Similarly how can we allow individual hedge fund managers and partners to occupy positions of power from which they can manipulate the markets, either positively or negatively, in which they are investing? Just fomenting uncertainty impacts directly on markets, indeed ‘uncertainty’ as compared to ‘certainty’ is one aspect of financial economics. And this, of course, includes legislators, like Jacob Rees-Mogg. So I propose that all professional investment managers ( of hedge or other funds ) are, in future, excluded from being Members of Parliament. Come on Labour, or the Lib Dems.
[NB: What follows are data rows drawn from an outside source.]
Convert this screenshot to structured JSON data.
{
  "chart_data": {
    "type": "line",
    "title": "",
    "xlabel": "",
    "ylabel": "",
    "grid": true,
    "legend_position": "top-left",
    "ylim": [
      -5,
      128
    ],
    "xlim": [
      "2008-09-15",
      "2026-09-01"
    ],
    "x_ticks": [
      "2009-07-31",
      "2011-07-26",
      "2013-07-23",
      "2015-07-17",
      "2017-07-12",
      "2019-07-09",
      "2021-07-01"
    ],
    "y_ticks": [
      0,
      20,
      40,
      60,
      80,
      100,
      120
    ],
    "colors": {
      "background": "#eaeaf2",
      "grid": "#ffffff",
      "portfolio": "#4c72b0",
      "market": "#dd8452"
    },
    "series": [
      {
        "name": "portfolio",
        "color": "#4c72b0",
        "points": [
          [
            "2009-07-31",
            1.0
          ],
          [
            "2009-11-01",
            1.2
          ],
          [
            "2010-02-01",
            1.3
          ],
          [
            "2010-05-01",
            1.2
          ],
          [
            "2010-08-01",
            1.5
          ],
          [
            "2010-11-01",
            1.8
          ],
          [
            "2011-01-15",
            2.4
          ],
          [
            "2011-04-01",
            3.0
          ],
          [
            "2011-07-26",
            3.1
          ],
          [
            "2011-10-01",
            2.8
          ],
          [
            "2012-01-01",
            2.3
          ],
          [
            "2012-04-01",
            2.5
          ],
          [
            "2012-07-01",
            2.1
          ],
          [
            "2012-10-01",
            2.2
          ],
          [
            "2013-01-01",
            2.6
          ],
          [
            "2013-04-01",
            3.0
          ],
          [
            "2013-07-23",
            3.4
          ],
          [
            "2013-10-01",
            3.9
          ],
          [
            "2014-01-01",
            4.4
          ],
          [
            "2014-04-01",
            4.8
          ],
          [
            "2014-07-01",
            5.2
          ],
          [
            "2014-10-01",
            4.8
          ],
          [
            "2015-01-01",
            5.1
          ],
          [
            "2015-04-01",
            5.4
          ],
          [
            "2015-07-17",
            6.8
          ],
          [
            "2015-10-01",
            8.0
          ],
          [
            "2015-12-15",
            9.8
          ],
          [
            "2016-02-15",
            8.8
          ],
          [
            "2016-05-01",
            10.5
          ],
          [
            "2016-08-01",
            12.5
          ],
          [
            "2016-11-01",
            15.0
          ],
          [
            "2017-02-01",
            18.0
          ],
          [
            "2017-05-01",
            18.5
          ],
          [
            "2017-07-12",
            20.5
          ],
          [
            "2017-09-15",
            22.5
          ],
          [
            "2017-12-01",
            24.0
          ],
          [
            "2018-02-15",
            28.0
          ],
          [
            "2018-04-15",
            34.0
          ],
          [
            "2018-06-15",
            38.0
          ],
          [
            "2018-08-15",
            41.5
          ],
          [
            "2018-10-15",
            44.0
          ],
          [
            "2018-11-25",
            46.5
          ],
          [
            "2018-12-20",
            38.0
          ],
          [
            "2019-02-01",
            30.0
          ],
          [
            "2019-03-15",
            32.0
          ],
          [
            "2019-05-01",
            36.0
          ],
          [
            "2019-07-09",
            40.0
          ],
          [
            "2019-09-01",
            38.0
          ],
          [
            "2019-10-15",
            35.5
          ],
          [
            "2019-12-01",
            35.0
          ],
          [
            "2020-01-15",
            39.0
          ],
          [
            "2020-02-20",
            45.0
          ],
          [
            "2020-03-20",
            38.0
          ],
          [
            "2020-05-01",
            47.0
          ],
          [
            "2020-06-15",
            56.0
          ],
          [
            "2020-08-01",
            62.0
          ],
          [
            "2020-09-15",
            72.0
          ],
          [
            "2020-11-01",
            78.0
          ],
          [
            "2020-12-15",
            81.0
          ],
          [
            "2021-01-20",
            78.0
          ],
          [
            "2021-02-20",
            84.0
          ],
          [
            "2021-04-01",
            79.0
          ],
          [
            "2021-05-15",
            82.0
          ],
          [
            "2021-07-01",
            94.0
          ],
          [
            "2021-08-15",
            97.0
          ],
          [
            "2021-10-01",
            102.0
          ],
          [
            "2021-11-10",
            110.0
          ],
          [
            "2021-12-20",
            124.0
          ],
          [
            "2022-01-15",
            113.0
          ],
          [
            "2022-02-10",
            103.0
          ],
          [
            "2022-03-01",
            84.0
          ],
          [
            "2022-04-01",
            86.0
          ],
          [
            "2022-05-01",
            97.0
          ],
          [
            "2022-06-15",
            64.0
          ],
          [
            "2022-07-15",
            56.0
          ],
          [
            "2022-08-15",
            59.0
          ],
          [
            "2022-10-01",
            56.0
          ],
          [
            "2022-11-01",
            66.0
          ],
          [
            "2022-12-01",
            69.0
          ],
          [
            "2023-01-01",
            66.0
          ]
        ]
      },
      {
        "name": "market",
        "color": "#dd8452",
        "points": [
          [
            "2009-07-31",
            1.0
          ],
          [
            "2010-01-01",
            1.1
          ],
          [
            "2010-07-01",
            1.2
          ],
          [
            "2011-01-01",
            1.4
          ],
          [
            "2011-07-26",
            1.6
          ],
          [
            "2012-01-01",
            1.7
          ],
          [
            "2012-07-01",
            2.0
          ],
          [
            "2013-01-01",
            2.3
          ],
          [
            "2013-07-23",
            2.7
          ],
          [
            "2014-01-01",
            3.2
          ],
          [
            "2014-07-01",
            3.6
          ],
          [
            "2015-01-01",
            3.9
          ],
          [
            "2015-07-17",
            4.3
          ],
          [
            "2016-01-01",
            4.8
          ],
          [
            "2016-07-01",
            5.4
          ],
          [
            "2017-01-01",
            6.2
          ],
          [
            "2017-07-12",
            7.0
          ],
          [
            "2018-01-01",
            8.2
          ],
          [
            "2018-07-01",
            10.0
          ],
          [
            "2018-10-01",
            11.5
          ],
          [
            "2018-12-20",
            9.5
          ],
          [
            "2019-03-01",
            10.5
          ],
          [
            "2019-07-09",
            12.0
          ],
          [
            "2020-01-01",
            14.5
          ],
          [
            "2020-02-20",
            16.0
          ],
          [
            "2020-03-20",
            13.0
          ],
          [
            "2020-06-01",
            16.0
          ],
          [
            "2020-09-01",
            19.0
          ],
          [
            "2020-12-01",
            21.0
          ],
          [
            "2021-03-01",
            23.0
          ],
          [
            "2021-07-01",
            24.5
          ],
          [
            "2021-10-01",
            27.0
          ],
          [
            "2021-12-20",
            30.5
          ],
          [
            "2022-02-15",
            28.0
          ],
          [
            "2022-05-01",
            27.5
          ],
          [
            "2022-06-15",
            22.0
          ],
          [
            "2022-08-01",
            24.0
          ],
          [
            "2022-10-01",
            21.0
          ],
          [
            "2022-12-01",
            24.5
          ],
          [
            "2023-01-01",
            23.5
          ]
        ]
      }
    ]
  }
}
Rees-Mogg has already been reported to the standards committee of the House when he failed to declare financial interests, via Somerset Management, in tobacco, mining, oil and gas yet spoke in debates in the House against Green Energy and plain packaging for cigarettes ( see If Mrs Merton did tax and Brexit ). Yet transparency on its own is insufficient. We need a major overhaul of what constitutes fitness to be an MP and hold office.
Talking of which, the crowd funded civic case against Boris Johnson appears to have stalled. There are, however, civil suits underway from those private investors in the Garden Bridge, one of Johnson’s vanity projects when he was Mayor of London, who have not received their money back. The project seems never to have met public procurement standards and was shelved by the incoming Sadiq Khan at a cost of millions to the taxpayer. An old-fashioned auditor is required here ( remember Shirley Porter* ).
*Erstwhile Mayor of Westminster who was, after years, found guilty of gerrymandering ‘homes for votes’, thanks to a very persistent auditor.